In terms of the key secondary goal of overall survival (OS), the results showed that while three-year estimated OS was higher with Lynparza than with placebo, the difference was not statistically significant at the interim analysis.

However, the companies released updated OlympiA results on Friday, revealing that Lynparza did show significant and clinically meaningful OS improvement, lowering the risk of death by 32% versus placebo.

The new OS data will be presented at a virtual plenary of the European Society for Medical Oncology (ESMO) next week.

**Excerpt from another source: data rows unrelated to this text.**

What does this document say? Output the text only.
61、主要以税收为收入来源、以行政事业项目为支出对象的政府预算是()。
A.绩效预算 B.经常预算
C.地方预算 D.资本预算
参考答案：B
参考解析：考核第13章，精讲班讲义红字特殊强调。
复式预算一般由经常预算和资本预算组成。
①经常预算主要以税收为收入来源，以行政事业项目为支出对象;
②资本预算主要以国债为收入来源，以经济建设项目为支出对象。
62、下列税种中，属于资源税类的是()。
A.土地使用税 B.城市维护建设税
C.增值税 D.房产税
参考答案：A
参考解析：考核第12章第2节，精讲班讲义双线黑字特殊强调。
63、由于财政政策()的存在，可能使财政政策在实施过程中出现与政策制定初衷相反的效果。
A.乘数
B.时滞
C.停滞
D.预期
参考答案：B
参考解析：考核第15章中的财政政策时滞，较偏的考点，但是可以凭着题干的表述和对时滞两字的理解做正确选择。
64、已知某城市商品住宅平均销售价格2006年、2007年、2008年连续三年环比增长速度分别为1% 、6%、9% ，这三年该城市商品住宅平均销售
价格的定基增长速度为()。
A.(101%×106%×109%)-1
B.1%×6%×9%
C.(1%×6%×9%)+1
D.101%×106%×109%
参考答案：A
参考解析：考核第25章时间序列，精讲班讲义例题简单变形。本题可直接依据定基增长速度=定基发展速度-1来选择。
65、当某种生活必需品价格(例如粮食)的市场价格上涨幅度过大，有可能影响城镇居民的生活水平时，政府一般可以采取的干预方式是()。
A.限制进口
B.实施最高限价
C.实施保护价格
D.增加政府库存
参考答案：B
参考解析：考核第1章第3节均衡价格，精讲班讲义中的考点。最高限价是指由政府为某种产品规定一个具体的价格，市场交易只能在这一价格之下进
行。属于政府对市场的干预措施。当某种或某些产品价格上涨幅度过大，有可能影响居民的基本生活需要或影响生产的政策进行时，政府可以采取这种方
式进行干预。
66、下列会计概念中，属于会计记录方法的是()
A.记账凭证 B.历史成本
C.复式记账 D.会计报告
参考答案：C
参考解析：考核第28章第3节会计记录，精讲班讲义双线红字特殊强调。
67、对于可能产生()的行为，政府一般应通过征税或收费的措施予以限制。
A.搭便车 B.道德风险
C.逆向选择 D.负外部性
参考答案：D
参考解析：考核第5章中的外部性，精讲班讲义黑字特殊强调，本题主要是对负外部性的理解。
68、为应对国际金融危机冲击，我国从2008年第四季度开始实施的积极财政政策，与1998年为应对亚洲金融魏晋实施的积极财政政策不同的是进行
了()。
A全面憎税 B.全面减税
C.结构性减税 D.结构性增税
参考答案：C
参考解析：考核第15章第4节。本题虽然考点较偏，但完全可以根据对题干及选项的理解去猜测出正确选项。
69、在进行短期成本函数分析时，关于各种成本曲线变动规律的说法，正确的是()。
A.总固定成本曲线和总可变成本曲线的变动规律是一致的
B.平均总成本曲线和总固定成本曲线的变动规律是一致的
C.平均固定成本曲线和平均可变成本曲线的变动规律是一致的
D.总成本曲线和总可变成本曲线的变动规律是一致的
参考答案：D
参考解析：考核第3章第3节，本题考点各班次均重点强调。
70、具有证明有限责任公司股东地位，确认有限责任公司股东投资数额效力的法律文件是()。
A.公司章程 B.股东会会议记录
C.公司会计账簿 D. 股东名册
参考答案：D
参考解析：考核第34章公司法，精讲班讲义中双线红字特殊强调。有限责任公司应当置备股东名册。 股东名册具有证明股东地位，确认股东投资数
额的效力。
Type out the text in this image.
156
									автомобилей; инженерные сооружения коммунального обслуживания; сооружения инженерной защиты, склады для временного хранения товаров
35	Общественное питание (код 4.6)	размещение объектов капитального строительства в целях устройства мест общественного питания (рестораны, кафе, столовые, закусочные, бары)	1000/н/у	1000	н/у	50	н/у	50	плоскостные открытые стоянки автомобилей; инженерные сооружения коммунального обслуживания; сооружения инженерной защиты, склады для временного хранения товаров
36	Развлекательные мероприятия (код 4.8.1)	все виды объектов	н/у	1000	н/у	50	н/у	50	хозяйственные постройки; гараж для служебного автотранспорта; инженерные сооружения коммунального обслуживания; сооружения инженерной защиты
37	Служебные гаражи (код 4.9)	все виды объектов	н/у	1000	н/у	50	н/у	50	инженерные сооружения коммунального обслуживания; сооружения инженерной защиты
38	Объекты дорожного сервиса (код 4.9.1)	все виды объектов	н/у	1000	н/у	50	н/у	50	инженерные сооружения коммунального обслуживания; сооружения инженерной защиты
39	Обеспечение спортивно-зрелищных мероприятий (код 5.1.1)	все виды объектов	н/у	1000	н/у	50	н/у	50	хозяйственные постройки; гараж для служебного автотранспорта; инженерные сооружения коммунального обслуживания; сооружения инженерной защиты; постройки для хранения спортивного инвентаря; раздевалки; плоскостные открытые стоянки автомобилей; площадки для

Based on the Phase III OlympiAD trial, Lynparza was already approved in the United States, the European Union, Japan, and several other countries for patients with gBRCAm, HER2-negative, metastatic breast cancer who had previously been treated with chemotherapy.

Patients with locally advanced disease are also included in this indication in the EU.

AstraZeneca reported Lynparza sales of US$1 billion in the fourth quarter of 2021, a 25% increase over the previous year.

As a result of the new US approval, the company will receive a US$175 million milestone payment from Merck under their 2017 partnership agreement for the drug.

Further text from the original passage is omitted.